Some Simple Measures of Forecast Accuracy

So you've built a model, the predictive plots look nice, but you want to synthesize this information down to a number. This is where measures of forecast accuracy come in. In this post we will recall some simple measures of forecast accuracy, and then I'll explain why I don't like them, unless you intend to use them to compare more than one model (i.e. as a relative performance measure).

In the following descriptions, let the actuals be a_i and forecasts be f_i, where 1 \leq i \leq n.

Root Mean Squared Error (RMSE):

RMSE=\frac{1}{n} \sqrt{\sum_{i=1}^n (a_i-f_i)^2}

RMSE <- function(a,f){(1/length(a))*sqrt(sum((a-f)^2))}

Mean Forecast Error (MFE):

MFE=\frac{1}{n} \sum_{i=1}^n a_i-f_i

The ideal value for the MFE is 0. If MFE > 0, the model tends to under-forecast the actuals. If MFE < 0, the model tends to over-forecast the actuals.

MFE <- function(a,f){mean(a-f)}

Mean Absolute Error (MAE):

MAE=\frac{1}{n} \sum_{i=1}^n | a_i-f_i |

MAE <- function(a,f){mean(abs(a-f))}

Tracking Signal (TS):

TS=\frac{1}{MAE(a,f)} \sum_{i=1}^n a_i-f_i

The TS has a general rule-of-thumb: if  -4 < TS < 4 then the model is assumed to be producing accurate forecasts.

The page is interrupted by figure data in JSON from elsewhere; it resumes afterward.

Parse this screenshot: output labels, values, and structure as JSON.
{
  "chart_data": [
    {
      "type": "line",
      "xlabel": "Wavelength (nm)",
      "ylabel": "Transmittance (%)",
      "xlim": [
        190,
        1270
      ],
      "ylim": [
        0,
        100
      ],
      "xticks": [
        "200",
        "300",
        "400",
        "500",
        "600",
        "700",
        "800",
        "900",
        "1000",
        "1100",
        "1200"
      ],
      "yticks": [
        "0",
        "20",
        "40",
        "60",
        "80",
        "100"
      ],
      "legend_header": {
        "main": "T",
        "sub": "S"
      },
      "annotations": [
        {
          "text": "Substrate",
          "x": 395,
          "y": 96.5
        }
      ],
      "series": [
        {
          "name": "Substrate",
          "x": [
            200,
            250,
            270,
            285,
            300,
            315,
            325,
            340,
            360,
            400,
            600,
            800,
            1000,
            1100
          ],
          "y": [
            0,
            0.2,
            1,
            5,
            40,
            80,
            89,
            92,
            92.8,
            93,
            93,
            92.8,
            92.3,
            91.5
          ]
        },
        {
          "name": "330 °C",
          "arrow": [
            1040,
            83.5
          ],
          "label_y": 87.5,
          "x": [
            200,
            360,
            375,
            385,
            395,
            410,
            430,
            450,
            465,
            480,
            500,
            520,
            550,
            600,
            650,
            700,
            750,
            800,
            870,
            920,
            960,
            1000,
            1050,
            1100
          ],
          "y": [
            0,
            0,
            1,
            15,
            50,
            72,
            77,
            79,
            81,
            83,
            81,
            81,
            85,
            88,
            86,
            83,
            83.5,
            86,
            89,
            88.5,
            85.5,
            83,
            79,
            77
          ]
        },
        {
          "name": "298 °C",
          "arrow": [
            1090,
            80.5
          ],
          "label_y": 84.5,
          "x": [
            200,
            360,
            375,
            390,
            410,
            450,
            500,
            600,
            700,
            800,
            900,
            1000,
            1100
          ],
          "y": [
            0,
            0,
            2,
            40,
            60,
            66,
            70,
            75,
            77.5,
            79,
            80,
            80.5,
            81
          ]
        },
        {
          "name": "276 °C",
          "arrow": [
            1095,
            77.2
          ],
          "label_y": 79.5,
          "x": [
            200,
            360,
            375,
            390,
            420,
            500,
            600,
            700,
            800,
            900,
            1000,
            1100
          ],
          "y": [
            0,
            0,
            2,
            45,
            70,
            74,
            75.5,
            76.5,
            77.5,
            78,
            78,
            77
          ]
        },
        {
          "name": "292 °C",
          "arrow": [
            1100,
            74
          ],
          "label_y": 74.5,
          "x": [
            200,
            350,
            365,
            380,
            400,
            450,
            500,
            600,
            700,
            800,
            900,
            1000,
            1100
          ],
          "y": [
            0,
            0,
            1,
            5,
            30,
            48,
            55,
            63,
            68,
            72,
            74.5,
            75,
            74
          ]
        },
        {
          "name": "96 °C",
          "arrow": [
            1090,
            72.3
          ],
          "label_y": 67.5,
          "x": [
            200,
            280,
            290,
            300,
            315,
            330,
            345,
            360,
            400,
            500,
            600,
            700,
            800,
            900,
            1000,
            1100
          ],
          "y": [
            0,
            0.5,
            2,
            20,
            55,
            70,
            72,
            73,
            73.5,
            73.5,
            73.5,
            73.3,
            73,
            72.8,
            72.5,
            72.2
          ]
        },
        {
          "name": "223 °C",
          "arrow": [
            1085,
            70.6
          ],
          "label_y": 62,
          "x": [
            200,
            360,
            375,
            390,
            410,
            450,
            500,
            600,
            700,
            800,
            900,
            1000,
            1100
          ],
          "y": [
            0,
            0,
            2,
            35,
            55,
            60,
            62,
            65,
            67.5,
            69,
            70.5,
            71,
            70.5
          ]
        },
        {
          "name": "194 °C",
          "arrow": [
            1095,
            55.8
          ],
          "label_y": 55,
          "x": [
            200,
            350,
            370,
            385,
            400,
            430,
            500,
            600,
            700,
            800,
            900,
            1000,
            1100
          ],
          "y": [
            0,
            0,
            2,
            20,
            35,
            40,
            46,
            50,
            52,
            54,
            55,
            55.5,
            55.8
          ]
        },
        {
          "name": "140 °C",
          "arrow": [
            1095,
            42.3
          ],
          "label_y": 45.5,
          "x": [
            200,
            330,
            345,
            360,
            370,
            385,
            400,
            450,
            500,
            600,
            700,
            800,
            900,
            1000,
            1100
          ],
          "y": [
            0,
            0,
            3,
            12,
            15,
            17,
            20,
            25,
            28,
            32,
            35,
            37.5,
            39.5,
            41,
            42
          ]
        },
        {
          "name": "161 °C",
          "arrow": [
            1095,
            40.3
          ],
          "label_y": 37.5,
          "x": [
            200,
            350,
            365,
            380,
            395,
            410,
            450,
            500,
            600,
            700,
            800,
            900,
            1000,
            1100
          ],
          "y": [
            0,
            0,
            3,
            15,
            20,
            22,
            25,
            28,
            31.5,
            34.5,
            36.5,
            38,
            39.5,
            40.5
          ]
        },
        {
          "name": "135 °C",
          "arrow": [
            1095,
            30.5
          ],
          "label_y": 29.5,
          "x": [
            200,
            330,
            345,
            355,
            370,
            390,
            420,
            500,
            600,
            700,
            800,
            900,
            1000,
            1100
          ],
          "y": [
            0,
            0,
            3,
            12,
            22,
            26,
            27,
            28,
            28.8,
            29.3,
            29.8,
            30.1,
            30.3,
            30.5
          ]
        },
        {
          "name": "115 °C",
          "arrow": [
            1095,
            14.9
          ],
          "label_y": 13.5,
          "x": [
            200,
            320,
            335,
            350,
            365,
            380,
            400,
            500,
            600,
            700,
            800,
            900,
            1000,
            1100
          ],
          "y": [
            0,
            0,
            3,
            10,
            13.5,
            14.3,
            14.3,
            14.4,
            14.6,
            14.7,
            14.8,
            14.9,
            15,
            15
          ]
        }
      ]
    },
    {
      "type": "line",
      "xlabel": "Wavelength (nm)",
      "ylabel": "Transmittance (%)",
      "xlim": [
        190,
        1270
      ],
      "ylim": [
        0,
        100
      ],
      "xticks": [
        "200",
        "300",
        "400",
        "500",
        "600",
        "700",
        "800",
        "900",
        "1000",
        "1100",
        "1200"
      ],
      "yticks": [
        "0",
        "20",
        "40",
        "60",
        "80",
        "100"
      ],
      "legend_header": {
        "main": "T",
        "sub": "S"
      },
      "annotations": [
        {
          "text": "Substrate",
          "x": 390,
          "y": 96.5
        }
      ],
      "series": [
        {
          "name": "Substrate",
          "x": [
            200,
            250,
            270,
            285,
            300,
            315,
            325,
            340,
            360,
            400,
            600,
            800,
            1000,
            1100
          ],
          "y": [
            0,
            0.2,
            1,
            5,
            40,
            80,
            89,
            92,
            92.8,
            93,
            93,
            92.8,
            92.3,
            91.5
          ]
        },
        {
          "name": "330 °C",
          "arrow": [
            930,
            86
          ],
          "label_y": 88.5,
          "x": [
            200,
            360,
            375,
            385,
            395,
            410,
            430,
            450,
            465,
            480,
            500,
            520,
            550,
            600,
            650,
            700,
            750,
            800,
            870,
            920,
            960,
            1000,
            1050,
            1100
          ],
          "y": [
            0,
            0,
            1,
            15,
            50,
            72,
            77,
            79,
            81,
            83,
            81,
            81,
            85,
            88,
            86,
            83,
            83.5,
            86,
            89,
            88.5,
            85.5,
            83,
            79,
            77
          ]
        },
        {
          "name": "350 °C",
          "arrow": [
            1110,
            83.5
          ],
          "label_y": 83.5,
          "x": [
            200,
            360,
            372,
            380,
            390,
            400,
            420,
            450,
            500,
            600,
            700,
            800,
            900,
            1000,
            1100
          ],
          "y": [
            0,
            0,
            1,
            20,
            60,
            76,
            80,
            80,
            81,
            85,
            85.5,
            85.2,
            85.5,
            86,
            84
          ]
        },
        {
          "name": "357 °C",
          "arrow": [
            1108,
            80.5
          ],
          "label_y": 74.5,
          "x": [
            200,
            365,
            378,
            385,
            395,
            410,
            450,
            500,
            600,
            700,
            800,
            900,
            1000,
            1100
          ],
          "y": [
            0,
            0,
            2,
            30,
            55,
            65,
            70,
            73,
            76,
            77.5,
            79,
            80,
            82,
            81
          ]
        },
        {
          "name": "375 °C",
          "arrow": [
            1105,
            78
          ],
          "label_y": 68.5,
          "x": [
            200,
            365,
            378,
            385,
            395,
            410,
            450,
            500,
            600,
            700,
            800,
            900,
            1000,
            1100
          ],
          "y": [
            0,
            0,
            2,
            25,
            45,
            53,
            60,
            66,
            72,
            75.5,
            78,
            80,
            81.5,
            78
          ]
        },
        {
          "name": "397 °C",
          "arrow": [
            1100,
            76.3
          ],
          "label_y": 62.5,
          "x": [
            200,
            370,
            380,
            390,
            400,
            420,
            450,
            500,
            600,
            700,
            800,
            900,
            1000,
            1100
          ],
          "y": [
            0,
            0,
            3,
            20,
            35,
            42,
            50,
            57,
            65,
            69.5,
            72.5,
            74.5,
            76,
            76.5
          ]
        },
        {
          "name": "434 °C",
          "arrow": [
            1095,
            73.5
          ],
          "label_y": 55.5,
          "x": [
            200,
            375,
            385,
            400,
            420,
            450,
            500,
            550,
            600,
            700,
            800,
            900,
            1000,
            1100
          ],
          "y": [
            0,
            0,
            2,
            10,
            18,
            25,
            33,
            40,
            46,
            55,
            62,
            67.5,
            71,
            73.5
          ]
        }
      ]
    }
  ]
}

TS <- function(a,f){sum(a-f)/MAE(a,f)}

Mean Percentage Error (MPE):

MPE=\frac{1}{n} \sum_{i=1}^n \frac{a_i-f_i}{a_i}

MPE <- function(a,f){mean((a-f)/a)}

Mean Absolute Percentage Error (MAPE):

MAPE=\frac{1}{n} \sum_{i=1}^n | \frac{a_i-f_i}{a_i} |

MAPE <- function(a,f){mean(abs((a-f)/a))}

The problem with using many of the aforementioned measures when given a single model is that it can be difficult to specify a threshold for accuracy that makes intuitive sense. While these measures may be great for synthesizing estimates of a model into a single statistic, how truly 'accurate' are these estimates? An MAPE of 0.25 is obviously better than an MAPE of 0.55 (ceteris paribus), but can we specify an appropriate threshold for a class of general models? In theory, potentially, in practice, I'm not aware of any that I would confidently apply. Rule-of-thumbs can be defined (as in the case of the TS), but since many of these measures are not normalized, their interpretation would depend on the magnitude of the model's target variable. The root of the problem is that all of these error measures are unbounded (at least in one direction). If we know a value is to be bounded within a range, we may assess the extremeness of the value within that range. Such an analogous relationship does not exist with these forecast measures. The smaller the error, the better, but it is unclear how large a model's error can or should be before one should re-evaluate a model...and thus is the nature of statistics.

While it can be argued that there are ways to introduce a forecast criterion given a particular measure (and I would be interested in any papers that establish an appropriate criterion), it is wiser to avoid this in practice. Simple forecast measures are better left for making model-to-model comparisons of performance.